For public website ingestion, we recommend the Web Content (Sitemap) connector. Sitemaps draw a defined list of URLs from the website, and can include metadata such as the page’s last updated date. This defined list and metadata make the ingestion process predictable and easy to manage. A crawler, however, doesn't use a closed list of URLs and instead discovers pages by following links based on crawl depth and rules. While the crawling ingestion method is more flexible, it can be less predictable.

If your site has a relevant XML sitemap that includes the pages you want to ingest, select the Web Content (Sitemap) connector. Use the Web Content (Crawler) connector when a sitemap isn't available, or if your site has a sitemap that doesn't include the content you want to ingest.

To check for a sitemap:

  1. Go to https://<your domain>/robots.txt. The robots.txt page of a website typically lists the site's sitemap.
  2. If you can’t find the robots.txt page, try adding sitemap.xml to your domain. Alternatively, add another sitemap index URL exposed by the site, like https://<your domain>/sitemap.xml.
  3. Can’t find the sitemap?
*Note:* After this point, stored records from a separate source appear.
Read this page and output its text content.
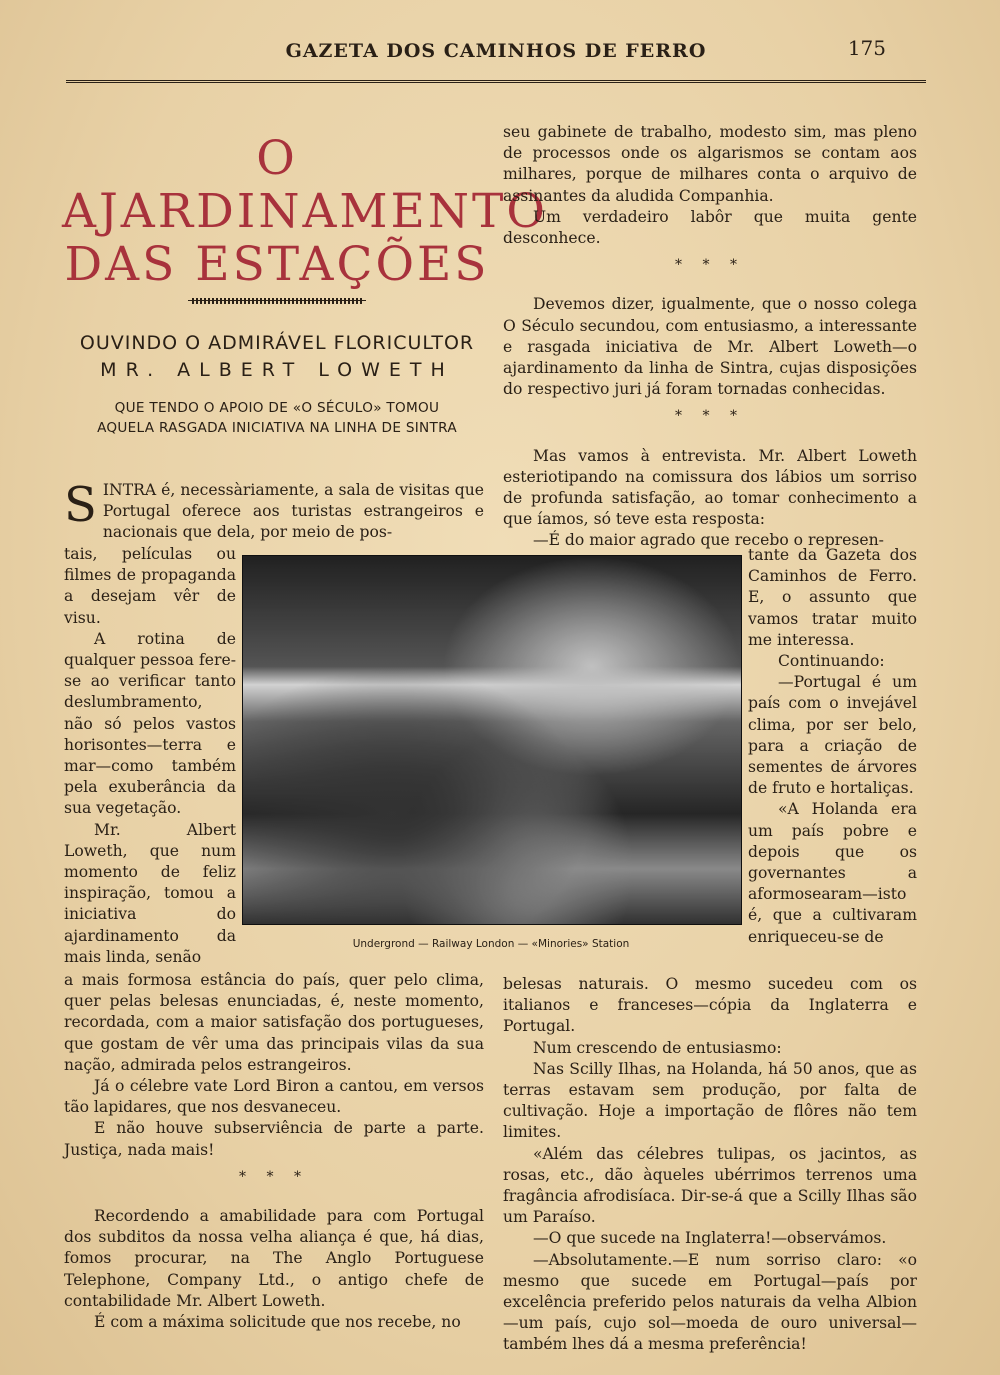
GAZETA DOS CAMINHOS DE FERRO	175
O
AJARDINAMENTO
DAS ESTAÇÕES
OUVINDO O ADMIRÁVEL FLORICULTOR
MR. ALBERT LOWETH
QUE TENDO O APOIO DE «O SÉCULO» TOMOU
AQUELA RASGADA INICIATIVA NA LINHA DE SINTRA

SINTRA é, necessàriamente, a sala de visitas que Portugal oferece aos turistas estrangeiros e nacionais que dela, por meio de pos-

tais, películas ou filmes de propaganda a desejam vêr de visu.

A rotina de qualquer pessoa fere-se ao verificar tanto deslumbramento, não só pelos vastos horisontes—terra e mar—como também pela exuberância da sua vegetação.

Mr. Albert Loweth, que num momento de feliz inspiração, tomou a iniciativa do ajardinamento da mais linda, senão

a mais formosa estância do país, quer pelo clima, quer pelas belesas enunciadas, é, neste momento, recordada, com a maior satisfação dos portugueses, que gostam de vêr uma das principais vilas da sua nação, admirada pelos estrangeiros.

Já o célebre vate Lord Biron a cantou, em versos tão lapidares, que nos desvaneceu.

E não houve subserviência de parte a parte. Justiça, nada mais!

* * *

Recordendo a amabilidade para com Portugal dos subditos da nossa velha aliança é que, há dias, fomos procurar, na The Anglo Portuguese Telephone, Company Ltd., o antigo chefe de contabilidade Mr. Albert Loweth.

É com a máxima solicitude que nos recebe, no

seu gabinete de trabalho, modesto sim, mas pleno de processos onde os algarismos se contam aos milhares, porque de milhares conta o arquivo de assinantes da aludida Companhia.

Um verdadeiro labôr que muita gente desconhece.

* * *

Devemos dizer, igualmente, que o nosso colega O Século secundou, com entusiasmo, a interessante e rasgada iniciativa de Mr. Albert Loweth—o ajardinamento da linha de Sintra, cujas disposições do respectivo juri já foram tornadas conhecidas.

* * *

Mas vamos à entrevista. Mr. Albert Loweth esteriotipando na comissura dos lábios um sorriso de profunda satisfação, ao tomar conhecimento a que íamos, só teve esta resposta:

—É do maior agrado que recebo o represen-

tante da Gazeta dos Caminhos de Ferro. E, o assunto que vamos tratar muito me interessa.

Continuando:

—Portugal é um país com o invejável clima, por ser belo, para a criação de sementes de árvores de fruto e hortaliças.

«A Holanda era um país pobre e depois que os governantes a aformosearam—isto é, que a cultivaram enriqueceu-se de

belesas naturais. O mesmo sucedeu com os italianos e franceses—cópia da Inglaterra e Portugal.

Num crescendo de entusiasmo:

Nas Scilly Ilhas, na Holanda, há 50 anos, que as terras estavam sem produção, por falta de cultivação. Hoje a importação de flôres não tem limites.

«Além das célebres tulipas, os jacintos, as rosas, etc., dão àqueles ubérrimos terrenos uma fragância afrodisíaca. Dir-se-á que a Scilly Ilhas são um Paraíso.

—O que sucede na Inglaterra!—observámos.

—Absolutamente.—E num sorriso claro: «o mesmo que sucede em Portugal—país por excelência preferido pelos naturais da velha Albion—um país, cujo sol—moeda de ouro universal—também lhes dá a mesma preferência!

Undergrond — Railway London — «Minories» Station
Go to Strategize Connection with Web Content (Crawler) Connector to proceed with the Web Content (Crawler) connector.

Cirrus finds its sitemap on this URL: https://cirrus-static-site.vercel.app/robots.txt.

Your site can have multiple sitemaps for different languages, product areas, or content types. Select the relevant sitemap based on the content that you want to ingest. See, for example, this sitemap for English content only: https://help.your-domain.com/oie/en-us/Sitemap.xml.

After you find the right sitemap, verify that it includes the pages you want to ingest. Search the sitemap for your sample URLs, or for distinctive parts of those URLs, and confirm that they appear.

After you select the relevant ingestion method and sitemap, decide how to scope the site ingestion so that it includes only the relevant pages for ingestion. A simple way to scope content ingestion is by filtering URLs with a regular expression. Prepare a regular expression that matches the pages you want to ingest. For example, if you enter ./content/., all pages under the starting URL that include /content/ in their URL path are ingested. If you don’t specify any included pages, all pages under the sitemap URL are included.

Cirrus doesn't want to ingest its entire site. They're only interested in pages related to products. Based on the sample pages they list, a suitable regular expression pattern is: ._/products/._. This pattern matches URLs that contain the expression /products/, which aligns with the company's content ingestion scope.

After strategizing your website ingestion, make sure that you have the following:

  • Your selected web content connector
  • The content scope for the agent
  • The URL of your sitemap
  • The filtering logic to limit ingestion to the relevant pages

Cirrus gathers its findings.

  • Selected website content connector: Web Content (Sitemap)
  • Content scope: Product-related
  • Sitemap URL: https://cirrus-static-site.vercel.app/sitemap.xml
  • Filter pattern: ._/products/._